A l’occasion de la présentation de sa nouvelle gamme de produits pour chats d’intérieur, Indoor 27, Royal Canin a présenté les résultats d’une étude consacrée au mode de vie des chats en France.
Cette enquête menée auprès d’un échantillon de 400 propriétaires de chats (Service consommateur Royal Canin), a été jumelée avec une étude ADIV menée auprès de 800 propriétaires de chats, échantillon représentatif de la population française.
Selon les chiffres d’une enquête FACCO-SOFRES en 2000, la France compte désormais 9 millions de chats contre 8 millions de chiens. La population féline a progressé de 10% en 5 ans.Le chat présente, il est vrai, de nombreux atouts qui expliquent cette progression :
- Il génère moins de contraintes au quotidien (sorties et promenades), il est naturellement propre, sa taille est modeste et il entraîne des frais d’entretien limités.
- Il présente des avantages « relationnels », pas d’éducation ou de contrainte sociale, un caractère indépendant et câlin à la fois et une maîtrise facile par son propriétaire.
Si 60% des foyers accueillent un seul chat, 20% en possèdent deux et 3% en abritent sept et plus. Les « gouttières » forment le gros du bataillon avec 88% de la population féline. Parmi les 12% de chats de race, les Persans arrivent largement en tête avec 68%, suivis des Siamois avec 15%, des Chartreux (9%), des Sacrés de Birmanie (5%), puis, loin derrière, les Chats des forêts norvégiennes (2%), les British shorthair (2%) et les Maine Coon (1%). Les autres races (plus d’une cinquantaine !) se partagent les 5% restants.L’arrivée du chat dans la maison diffère selon l’identité du chat, en effet, 45% des gouttières sont donnés et 51% recueillis, alors que les Persans sont achetés dans 68% des cas (pourcentage qui tombe à 38% pour les autres races).
Le chat fut autrefois un vrai rural. Il hantait les granges et les abords des fermes qu’il débarrassait des rongeurs. Il a accompagné le mouvement d’urbanisation de la population et il est désormais un authentique citadin. Etrangement, le chat n’est guère parisien. En effet, la région capitale qui accueille 20% de la population humaine n’accueille que 10% d’entre eux. Le biotope privilégié du chat est donc la petite ville, 20 000 habitants et moins. Elles abritent 63% d’entre eux.
Le chat est devenu un animal d’intérieur, 88% passent leurs nuits à l’intérieur, contre seulement 9% à la belle étoile. Peu sortent à leur guise (moins de 3%), mais 68% des gouttières et 58% des chats de race bénéficient d’une cour ou d’un jardin. Un chat sur trois ne sort jamais.17% des foyers sont équipés de chatières qui libèrent les maîtres de la corvée de l’ouverture ou de la fermeture des portes, tandis que 14% des chats sont promenés en laisse.
Même lorsque les chats ont accès à l’extérieur, ils disposent pratiquement toujours d’un bac à litière : 94% des foyers « chat » en sont équipés (90% à la campagne, 99% en appartement). Le bac est utilisé quotidiennement par 87% des chats.

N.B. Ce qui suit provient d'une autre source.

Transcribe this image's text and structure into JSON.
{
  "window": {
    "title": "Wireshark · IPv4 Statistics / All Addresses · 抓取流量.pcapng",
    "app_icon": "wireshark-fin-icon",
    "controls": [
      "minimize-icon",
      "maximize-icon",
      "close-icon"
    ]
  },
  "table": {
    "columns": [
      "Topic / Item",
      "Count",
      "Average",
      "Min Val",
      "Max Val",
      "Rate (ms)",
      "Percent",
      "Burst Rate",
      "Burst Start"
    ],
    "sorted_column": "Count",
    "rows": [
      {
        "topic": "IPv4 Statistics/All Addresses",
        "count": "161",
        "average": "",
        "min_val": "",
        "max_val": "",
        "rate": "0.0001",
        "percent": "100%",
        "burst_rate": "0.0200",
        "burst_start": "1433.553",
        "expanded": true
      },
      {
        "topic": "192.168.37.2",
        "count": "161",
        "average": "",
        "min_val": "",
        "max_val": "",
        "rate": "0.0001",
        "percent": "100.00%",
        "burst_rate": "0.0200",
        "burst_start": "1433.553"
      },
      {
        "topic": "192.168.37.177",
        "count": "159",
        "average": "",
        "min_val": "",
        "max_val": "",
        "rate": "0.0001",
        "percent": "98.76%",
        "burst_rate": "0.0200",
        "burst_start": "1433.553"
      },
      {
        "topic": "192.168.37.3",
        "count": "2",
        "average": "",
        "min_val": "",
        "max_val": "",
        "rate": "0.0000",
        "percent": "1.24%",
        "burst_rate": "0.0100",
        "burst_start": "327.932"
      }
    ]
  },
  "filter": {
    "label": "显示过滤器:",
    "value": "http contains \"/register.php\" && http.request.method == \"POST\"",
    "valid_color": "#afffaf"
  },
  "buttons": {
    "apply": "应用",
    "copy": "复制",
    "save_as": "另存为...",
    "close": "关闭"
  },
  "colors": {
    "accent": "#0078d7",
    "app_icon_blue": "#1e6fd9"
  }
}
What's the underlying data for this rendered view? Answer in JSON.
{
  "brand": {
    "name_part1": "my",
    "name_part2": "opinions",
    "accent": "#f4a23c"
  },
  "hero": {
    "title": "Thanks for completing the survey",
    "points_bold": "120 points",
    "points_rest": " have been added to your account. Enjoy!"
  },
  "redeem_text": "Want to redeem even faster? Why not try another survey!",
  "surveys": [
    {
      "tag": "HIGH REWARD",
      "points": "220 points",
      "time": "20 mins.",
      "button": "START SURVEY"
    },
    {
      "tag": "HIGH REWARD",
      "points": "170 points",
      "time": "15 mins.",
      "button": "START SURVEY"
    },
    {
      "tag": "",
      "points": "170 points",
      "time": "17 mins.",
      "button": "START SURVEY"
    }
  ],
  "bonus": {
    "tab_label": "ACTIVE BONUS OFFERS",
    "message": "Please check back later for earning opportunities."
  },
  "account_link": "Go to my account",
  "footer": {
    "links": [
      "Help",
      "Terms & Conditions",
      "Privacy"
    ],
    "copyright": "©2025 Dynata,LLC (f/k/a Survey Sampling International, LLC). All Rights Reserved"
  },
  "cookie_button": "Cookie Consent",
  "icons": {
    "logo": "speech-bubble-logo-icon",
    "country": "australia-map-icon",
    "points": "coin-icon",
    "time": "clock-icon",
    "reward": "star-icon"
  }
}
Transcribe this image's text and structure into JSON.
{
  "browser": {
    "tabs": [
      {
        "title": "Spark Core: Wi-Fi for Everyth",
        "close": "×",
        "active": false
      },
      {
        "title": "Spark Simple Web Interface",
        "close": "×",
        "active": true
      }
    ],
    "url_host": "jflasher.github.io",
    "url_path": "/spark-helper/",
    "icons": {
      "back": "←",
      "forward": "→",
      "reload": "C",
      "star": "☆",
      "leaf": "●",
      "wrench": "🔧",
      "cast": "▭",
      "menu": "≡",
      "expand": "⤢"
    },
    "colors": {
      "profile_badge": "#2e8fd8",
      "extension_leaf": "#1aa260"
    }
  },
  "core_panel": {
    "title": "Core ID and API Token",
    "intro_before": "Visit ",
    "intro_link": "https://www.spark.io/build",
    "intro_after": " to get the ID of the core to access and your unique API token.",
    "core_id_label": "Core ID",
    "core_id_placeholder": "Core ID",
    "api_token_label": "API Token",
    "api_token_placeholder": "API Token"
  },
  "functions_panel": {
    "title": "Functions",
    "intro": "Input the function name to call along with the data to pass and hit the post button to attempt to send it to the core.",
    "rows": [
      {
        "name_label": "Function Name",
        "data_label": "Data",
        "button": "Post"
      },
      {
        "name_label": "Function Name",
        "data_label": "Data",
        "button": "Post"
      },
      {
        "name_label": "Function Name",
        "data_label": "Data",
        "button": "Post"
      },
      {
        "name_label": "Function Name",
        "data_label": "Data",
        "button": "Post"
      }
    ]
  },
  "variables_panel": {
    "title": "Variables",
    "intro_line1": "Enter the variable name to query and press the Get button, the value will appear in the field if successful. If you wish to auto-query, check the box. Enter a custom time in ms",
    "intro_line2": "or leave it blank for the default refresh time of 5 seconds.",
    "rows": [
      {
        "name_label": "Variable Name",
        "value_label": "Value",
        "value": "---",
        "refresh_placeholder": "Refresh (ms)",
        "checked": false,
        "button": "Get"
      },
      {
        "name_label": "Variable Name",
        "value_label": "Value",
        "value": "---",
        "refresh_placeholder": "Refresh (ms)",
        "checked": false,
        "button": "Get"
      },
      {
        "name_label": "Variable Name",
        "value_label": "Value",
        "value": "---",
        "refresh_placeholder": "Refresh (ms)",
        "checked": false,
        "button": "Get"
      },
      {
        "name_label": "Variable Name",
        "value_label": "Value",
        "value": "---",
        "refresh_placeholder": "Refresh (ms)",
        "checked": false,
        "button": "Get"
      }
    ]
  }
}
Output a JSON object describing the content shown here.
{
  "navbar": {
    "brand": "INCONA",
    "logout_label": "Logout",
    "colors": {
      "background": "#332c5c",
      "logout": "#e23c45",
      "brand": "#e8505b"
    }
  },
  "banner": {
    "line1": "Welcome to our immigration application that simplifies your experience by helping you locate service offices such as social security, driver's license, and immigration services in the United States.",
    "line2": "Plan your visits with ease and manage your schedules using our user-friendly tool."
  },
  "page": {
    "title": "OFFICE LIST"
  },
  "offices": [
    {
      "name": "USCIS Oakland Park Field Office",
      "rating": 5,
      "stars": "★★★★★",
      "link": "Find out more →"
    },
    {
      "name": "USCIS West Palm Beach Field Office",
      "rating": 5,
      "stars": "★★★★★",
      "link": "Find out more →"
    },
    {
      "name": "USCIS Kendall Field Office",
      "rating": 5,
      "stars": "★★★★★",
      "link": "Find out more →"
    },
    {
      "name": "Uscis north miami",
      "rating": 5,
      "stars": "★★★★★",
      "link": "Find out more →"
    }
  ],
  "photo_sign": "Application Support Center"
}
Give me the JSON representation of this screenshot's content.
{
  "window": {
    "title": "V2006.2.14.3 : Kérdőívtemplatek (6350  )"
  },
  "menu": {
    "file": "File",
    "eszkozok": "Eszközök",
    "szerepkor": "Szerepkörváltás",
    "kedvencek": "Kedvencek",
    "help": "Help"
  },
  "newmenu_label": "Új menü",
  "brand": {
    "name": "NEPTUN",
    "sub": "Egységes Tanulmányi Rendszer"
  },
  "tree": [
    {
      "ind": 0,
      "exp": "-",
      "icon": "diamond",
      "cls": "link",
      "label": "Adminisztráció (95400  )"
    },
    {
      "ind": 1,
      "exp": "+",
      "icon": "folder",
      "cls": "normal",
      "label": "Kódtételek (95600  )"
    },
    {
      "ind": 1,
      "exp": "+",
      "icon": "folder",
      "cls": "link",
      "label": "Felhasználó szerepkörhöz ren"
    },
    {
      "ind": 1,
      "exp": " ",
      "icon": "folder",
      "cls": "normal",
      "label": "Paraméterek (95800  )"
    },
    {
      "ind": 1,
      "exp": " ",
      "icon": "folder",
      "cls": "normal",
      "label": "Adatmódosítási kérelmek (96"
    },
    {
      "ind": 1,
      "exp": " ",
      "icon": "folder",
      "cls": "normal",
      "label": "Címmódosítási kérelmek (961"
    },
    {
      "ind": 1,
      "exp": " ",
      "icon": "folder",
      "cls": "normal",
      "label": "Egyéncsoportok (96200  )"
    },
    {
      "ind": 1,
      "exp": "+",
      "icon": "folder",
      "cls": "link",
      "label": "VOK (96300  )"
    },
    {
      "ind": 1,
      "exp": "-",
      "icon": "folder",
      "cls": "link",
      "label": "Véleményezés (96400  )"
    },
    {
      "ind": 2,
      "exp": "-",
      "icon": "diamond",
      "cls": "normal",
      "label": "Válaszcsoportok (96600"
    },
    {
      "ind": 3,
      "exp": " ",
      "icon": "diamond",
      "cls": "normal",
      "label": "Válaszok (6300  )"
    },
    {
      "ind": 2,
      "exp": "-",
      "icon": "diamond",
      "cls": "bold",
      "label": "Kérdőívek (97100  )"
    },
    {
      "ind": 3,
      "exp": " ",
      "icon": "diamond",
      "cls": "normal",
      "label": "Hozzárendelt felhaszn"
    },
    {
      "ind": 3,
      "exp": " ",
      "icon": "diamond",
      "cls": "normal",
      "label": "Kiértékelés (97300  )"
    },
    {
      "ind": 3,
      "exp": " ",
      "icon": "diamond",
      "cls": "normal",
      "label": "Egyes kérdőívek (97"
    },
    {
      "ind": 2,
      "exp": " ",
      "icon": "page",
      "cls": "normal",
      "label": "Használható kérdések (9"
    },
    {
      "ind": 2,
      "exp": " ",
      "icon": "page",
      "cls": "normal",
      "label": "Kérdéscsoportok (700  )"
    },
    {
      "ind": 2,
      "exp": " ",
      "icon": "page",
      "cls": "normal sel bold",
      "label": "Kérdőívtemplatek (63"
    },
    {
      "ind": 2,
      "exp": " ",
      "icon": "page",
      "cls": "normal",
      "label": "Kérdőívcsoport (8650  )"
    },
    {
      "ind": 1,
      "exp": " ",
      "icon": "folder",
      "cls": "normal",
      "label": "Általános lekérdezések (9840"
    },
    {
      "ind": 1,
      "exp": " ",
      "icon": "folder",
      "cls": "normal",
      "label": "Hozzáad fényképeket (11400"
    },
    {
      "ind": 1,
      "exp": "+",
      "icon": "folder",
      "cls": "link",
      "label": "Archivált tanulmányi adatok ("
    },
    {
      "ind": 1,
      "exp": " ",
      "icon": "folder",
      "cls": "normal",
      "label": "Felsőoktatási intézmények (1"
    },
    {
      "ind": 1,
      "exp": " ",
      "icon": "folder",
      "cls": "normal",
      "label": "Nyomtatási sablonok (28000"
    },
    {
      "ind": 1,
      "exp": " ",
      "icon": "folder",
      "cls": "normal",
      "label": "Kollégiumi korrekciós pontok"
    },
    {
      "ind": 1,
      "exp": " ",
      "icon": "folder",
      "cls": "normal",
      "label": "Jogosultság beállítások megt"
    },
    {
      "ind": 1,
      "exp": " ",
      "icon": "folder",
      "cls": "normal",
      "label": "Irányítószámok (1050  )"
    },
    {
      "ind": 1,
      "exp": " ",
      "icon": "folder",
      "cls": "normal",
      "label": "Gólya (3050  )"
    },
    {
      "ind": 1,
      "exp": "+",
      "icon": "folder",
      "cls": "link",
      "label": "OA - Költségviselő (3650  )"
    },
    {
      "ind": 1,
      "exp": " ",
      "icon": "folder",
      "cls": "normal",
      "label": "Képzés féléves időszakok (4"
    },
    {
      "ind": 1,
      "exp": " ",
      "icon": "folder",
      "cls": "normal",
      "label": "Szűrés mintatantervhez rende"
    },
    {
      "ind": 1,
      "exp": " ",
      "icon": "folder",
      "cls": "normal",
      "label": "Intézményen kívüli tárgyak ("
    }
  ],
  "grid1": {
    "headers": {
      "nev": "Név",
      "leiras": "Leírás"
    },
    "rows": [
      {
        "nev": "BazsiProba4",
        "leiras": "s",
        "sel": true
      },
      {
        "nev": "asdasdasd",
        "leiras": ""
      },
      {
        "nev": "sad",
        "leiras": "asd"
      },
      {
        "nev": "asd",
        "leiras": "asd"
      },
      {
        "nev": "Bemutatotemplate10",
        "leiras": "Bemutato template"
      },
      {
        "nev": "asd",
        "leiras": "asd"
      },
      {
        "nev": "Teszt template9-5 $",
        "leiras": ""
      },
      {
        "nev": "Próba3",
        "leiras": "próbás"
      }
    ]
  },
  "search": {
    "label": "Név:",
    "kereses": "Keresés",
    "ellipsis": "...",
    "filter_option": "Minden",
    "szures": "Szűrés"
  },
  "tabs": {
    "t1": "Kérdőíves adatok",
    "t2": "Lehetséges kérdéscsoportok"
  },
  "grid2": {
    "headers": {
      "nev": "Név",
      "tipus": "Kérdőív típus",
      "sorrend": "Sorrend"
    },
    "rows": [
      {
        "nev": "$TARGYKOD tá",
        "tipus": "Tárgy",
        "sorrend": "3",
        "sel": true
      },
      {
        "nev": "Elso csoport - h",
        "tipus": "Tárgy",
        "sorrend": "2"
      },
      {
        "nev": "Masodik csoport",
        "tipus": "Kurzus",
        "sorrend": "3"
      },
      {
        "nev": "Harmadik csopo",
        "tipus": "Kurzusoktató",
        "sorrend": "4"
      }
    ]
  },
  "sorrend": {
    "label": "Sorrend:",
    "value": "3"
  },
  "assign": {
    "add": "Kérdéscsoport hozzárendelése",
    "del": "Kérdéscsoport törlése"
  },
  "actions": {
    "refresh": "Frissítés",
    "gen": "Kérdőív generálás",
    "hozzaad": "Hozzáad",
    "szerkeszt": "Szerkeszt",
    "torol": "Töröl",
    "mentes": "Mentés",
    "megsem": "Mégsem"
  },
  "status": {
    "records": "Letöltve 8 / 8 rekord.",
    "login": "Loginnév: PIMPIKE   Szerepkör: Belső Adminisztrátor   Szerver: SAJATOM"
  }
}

Pour ce qui est de son emplacement dans la maison, la cuisine arrive en tête (30% des cas), suivi de lieux plus retirés ou isolés, tels escaliers, couloirs et recoins (14%), garage (9%), toilettes (7%), et même jardin (11%).
Côté équipement, 58% des bacs sont à couvercle et 20% ont une porte.
Dans 48% des cas, la litière est changée une fois par semaine au moins, et nettoyée chaque jour par le maître dans 57% des cas (45% la remettent à niveau et 32% la changent intégralement). 36% des propriétaires utilisent de la litière parfumée.
Avoir un ou plusieurs chats chez soi génère des nuisances. Lorsque l’on demande aux propriétaires de les exprimer, les odeurs désagréables (litière, excréments) viennent en seconde position avec 35% de citation, juste derrière les pertes de poils (39%) et devant les griffures sur les meubles (34%). La régurgitation des poils ingérés vient en quatrième position (18%).
Ces nuisances découlent, pour l’essentiel, du mode de vie des chats en appartement. Une activité faible, une température constante, des rythmes diurnes décalés par rapport au soleil, amplifient les risques de surpoids (qui atteint 28% des chats), entraînent une paresse digestive (selles molles et odeurs de fermentation nauséabondes) et une mue constante (régurgitations de poils).